LA CASA. 2024, Álex Montoya

En su tercer largometraje como director, Álex Montoya adapta un cómic de merecido prestigio que plantea ciertas dificultades cinematográficas. Se trata de La casa, de Paco Roca, novela gráfica publicada en 2015 que desarrolla la historia familiar del autor valenciano en tono intimista, con escasos personajes y en escenario único. La habilidad de Roca consiste en apelar a sentimientos comunes partiendo de los propios, gracias a la sencillez y la cercanía con que se cuentan los hechos. Hay una observación de los detalles y un transcurrir del tiempo que consiguen dotar a La casa de una trascendencia serena y misteriosa, de emoción contenida.

Trasladar estas sensaciones a la pantalla es un reto al alcance de pocos cineastas. Montoya pone todo de su parte replicando las viñetas y los diálogos creados por Roca, como si la mímesis garantizase el buen resultado. Pero no basta con ser fiel a la obra de partida, de hecho, eso ni siquiera es importante. Lo esencial en este caso es capturar la fluidez que existe entre los diferentes tiempos que maneja el cómic y en trazar las líneas invisibles que mueven a los protagonistas, sus motivaciones y anhelos. En La casa de Roca se dice mucho con poca información, mientras que en La casa de Montoya hay un esfuerzo por explicar las cosas, un subrayado que sustituye a la sugerencia.

Las interpretaciones de los actores insisten en esta idea de hacer obvio lo que debería ser intuitivo. El elenco, con David Verdaguer a la cabeza, verbaliza pensamientos y constata la ficción en la que se ven envueltos los personajes, con la salvedad de la joven María Romanillos, la actriz más natural en un conjunto sobrecargado de emociones. Prueba de ello son las lágrimas que sueltan los protagonistas en algún momento del metraje y que nunca se llegan a derramar en el cómic. ¿Son necesarias para despertar la sensibilidad del público? La respuesta corresponde a cada espectador y a la empatía que logren sentir por los habitantes de La casa.

A nivel formal, uno de los recursos menos satisfactorios dentro de la planificación (algo aséptica) es la manera de insertar los flashback. El montaje emplea un truco bastante fácil que es dar a los recuerdos la apariencia de películas domésticas filmadas en súper 8, con la calidad y la textura características de aquel formato tan común en los setenta y ochenta. La decisión de intercalar estas imágenes con las del presente es artificial (porque nadie con una cámara de 8mm. participa en la escena) y evidente (porque quiere dejar clara la división de épocas que dividen la trama). Así, Montoya denota desconfianza por la inteligencia de su audiencia y sirve la película masticada y lista para la digestión, anulando las posibilidades que ofrecía el original de Roca.

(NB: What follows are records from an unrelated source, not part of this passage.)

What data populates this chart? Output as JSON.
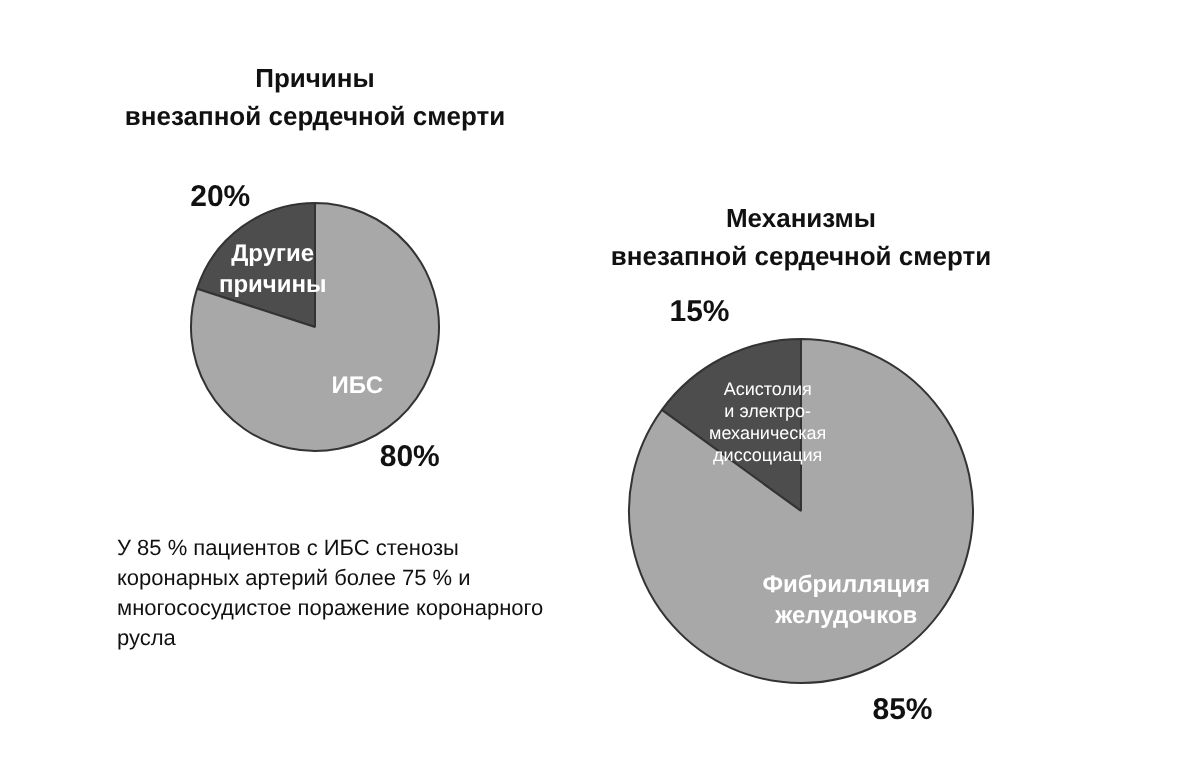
{
  "chart_data": [
    {
      "type": "pie",
      "title": "Причины\nвнезапной сердечной смерти",
      "categories": [
        "Другие\nпричины",
        "ИБС"
      ],
      "values": [
        20,
        80
      ],
      "colors": [
        "#4d4d4d",
        "#a8a8a8"
      ],
      "value_labels": [
        "20%",
        "80%"
      ],
      "annotations": [
        "У 85 % пациентов с ИБС стенозы\nкоронарных артерий более 75 % и\nмногососудистое поражение коронарного\nрусла"
      ]
    },
    {
      "type": "pie",
      "title": "Механизмы\nвнезапной сердечной смерти",
      "categories": [
        "Асистолия\nи электро-\nмеханическая\nдиссоциация",
        "Фибрилляция\nжелудочков"
      ],
      "values": [
        15,
        85
      ],
      "colors": [
        "#4d4d4d",
        "#a8a8a8"
      ],
      "value_labels": [
        "15%",
        "85%"
      ]
    }
  ]
}
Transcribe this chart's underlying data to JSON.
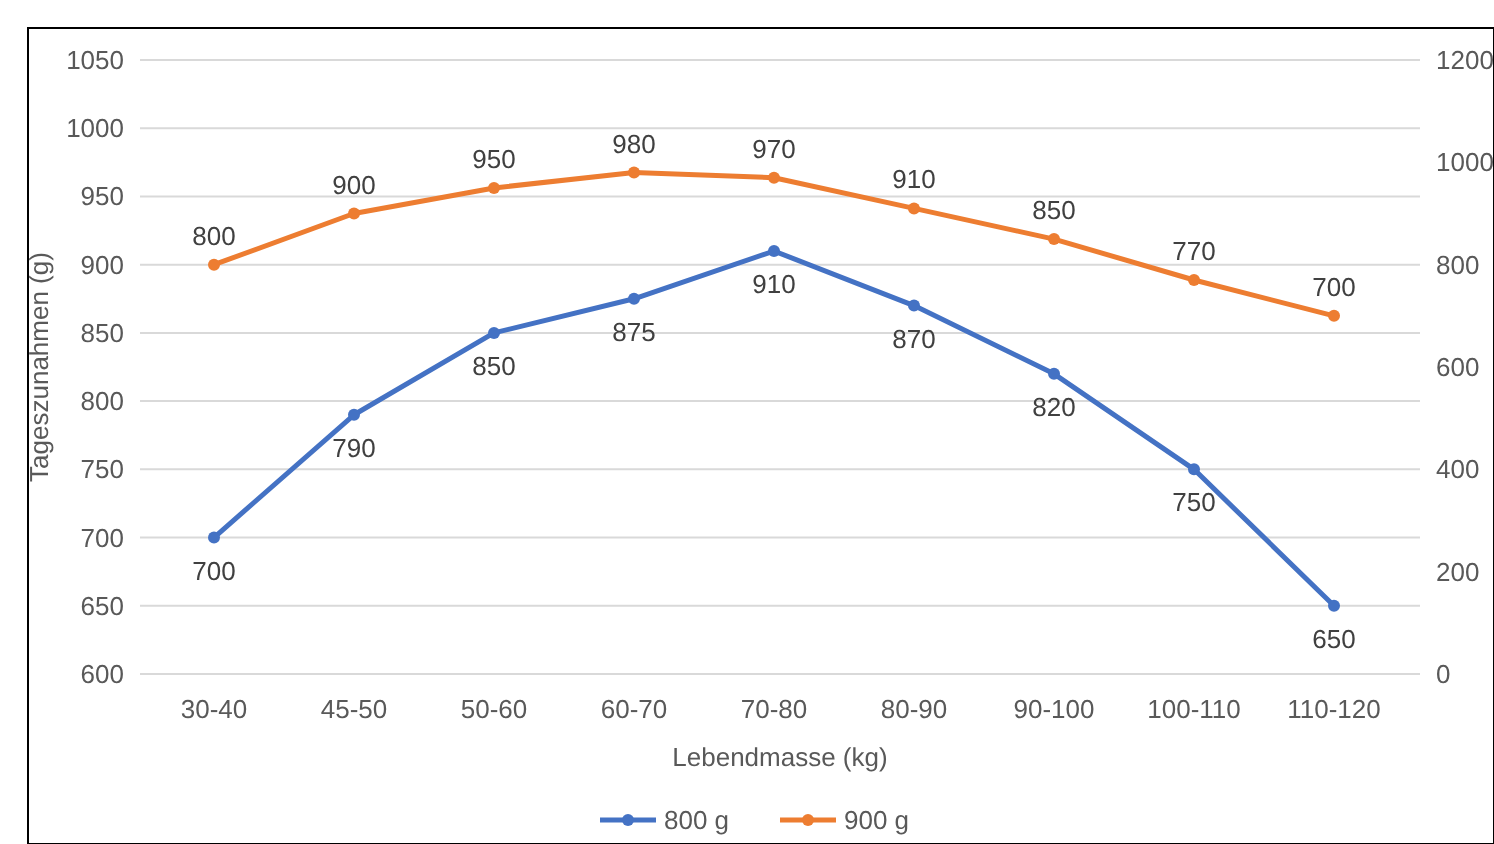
{
  "chart_data": {
    "type": "line",
    "xlabel": "Lebendmasse (kg)",
    "ylabel": "Tageszunahmen (g)",
    "categories": [
      "30-40",
      "45-50",
      "50-60",
      "60-70",
      "70-80",
      "80-90",
      "90-100",
      "100-110",
      "110-120"
    ],
    "series": [
      {
        "name": "800 g",
        "color": "#4472c4",
        "values": [
          700,
          790,
          850,
          875,
          910,
          870,
          820,
          750,
          650
        ]
      },
      {
        "name": "900 g",
        "color": "#ed7d31",
        "axis": "y2",
        "values": [
          800,
          900,
          950,
          980,
          970,
          910,
          850,
          770,
          700
        ]
      }
    ],
    "ylim": [
      600,
      1050
    ],
    "yticks": [
      600,
      650,
      700,
      750,
      800,
      850,
      900,
      950,
      1000,
      1050
    ],
    "y2lim": [
      0,
      1200
    ],
    "y2ticks": [
      0,
      200,
      400,
      600,
      800,
      1000,
      1200
    ],
    "grid": "y",
    "legend": "bottom",
    "marker": "circle",
    "line_style": "solid",
    "data_labels": true
  }
}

Puede que la comparación sea injusta, pero también es inevitable. Al fin y al cabo, el cine y el cómic comparten una continuidad secuencial que es capaz de dialogar cada uno desde su propia singularidad, son lenguajes distintos que se nutren mutuamente y que admiten el intercambio de ideas. Álex Montoya introduce algunos cambios en La casa (el género del personaje encarnado por Romanillos, el oficio del que interpreta Olivia Molina) sin despegarse del respeto reverencial y del ejercicio de calco... lo que produce una película bienintencionada, pero poco estimulante en términos creativos.